2014-12-10 12:12:22,060 ERROR org.apache.hadoop.hdfs.server.datanode.DataNode: DatanodeRegistration(127.0.0.1:50010, storageID=DS-957555695-10.0.1.9-50010-1418164764736, infoPort=50075, ipcPort=50020):DataXceiver
java.io.EOFException: while trying to read 65557 bytes
  at org.apache.hadoop.hdfs.server.datanode.BlockReceiver.readToBuf(BlockReceiver.java:296)
  at org.apache.hadoop.hdfs.server.datanode.BlockReceiver.readNextPacket(BlockReceiver.java:340)
  at org.apache.hadoop.hdfs.server.datanode.BlockReceiver.receivePacket(BlockReceiver.java:404)
  at org.apache.hadoop.hdfs.server.datanode.BlockReceiver.receiveBlock(BlockReceiver.java:582)
  at org.apache.hadoop.hdfs.server.datanode.DataXceiver.writeBlock(DataXceiver.java:404)
  at org.apache.hadoop.hdfs.server.datanode.DataXceiver.run(DataXceiver.java:112)
  at java.lang.Thread.run(Thread.java:695)

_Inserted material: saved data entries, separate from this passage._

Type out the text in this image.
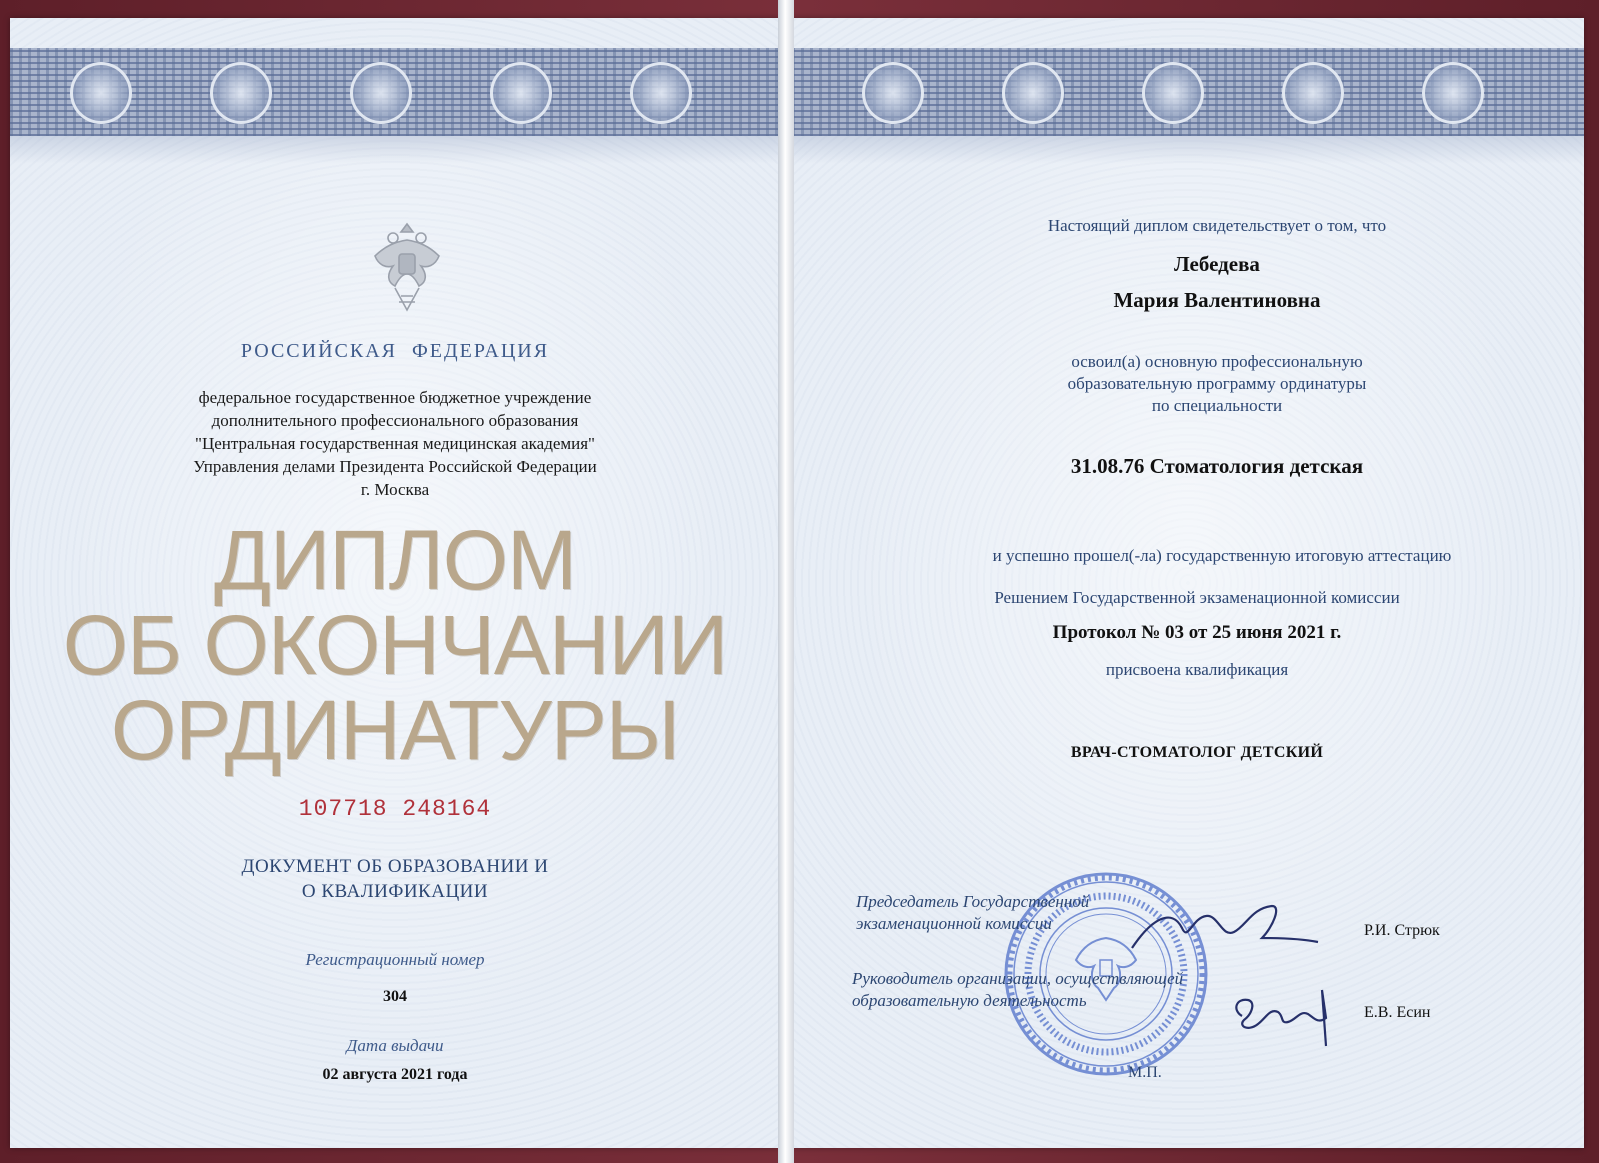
РОССИЙСКАЯ ФЕДЕРАЦИЯ
федеральное государственное бюджетное учреждение
дополнительного профессионального образования
"Центральная государственная медицинская академия"
Управления делами Президента Российской Федерации
г. Москва
ДИПЛОМ
ОБ ОКОНЧАНИИ
ОРДИНАТУРЫ
107718 248164
ДОКУМЕНТ ОБ ОБРАЗОВАНИИ И
О КВАЛИФИКАЦИИ
Регистрационный номер
304
Дата выдачи
02 августа 2021 года
Настоящий диплом свидетельствует о том, что
Лебедева
Мария Валентиновна
освоил(а) основную профессиональную
образовательную программу ординатуры
по специальности
31.08.76 Стоматология детская
и успешно прошел(-ла) государственную итоговую аттестацию
Решением Государственной экзаменационной комиссии
Протокол № 03 от 25 июня 2021 г.
присвоена квалификация
ВРАЧ-СТОМАТОЛОГ ДЕТСКИЙ
Председатель Государственной
экзаменационной комиссии	Р.И. Стрюк
Руководитель организации, осуществляющей
образовательную деятельность
Е.В. Есин
М.П.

I am able to read and write files to DFS directly. I can even run this job on a small subset of the data, but I can't get this Map/Reduce job to work correctly. Any idea what I'm doing wrong?

Notes about my setup:

  • Everything is running locally
  • Apache Mahout version 0.9
  • Hadoop version 1.2.1
  • Java version 1.6.0_65

hdfs-site.xml settings:

  • dfs.replication = 4
  • dfs.permissions = false
  • dfs.name.dir = /Users/juliuss/Dev/hdfs/name/
  • dfs.data.dir = /Users/juliuss/Dev/hdfs/data/
  • mapred.child.java.opts = -Xmx4096m
  • dfs.datanode.socket.write.timeout = 0

Solution

  • After messing with a million settings, none of which worked, I finally resolved this issue by dramatically reducing the split size:

    -Dmapred.max.split.size=16777216
    

    This increased the number of mappers from 10 to 40 for this dataset, which allowed them to complete correctly. Now that I've isolated the issue, I'm going to steadily increase the split size to find the right number. (For Random Forests you should find the largest split possible to get the best results.)

    Unfortunately, I don't know why the split size was causing the "All datanodes are bad. Aborting" error, as it's not the error I would expect.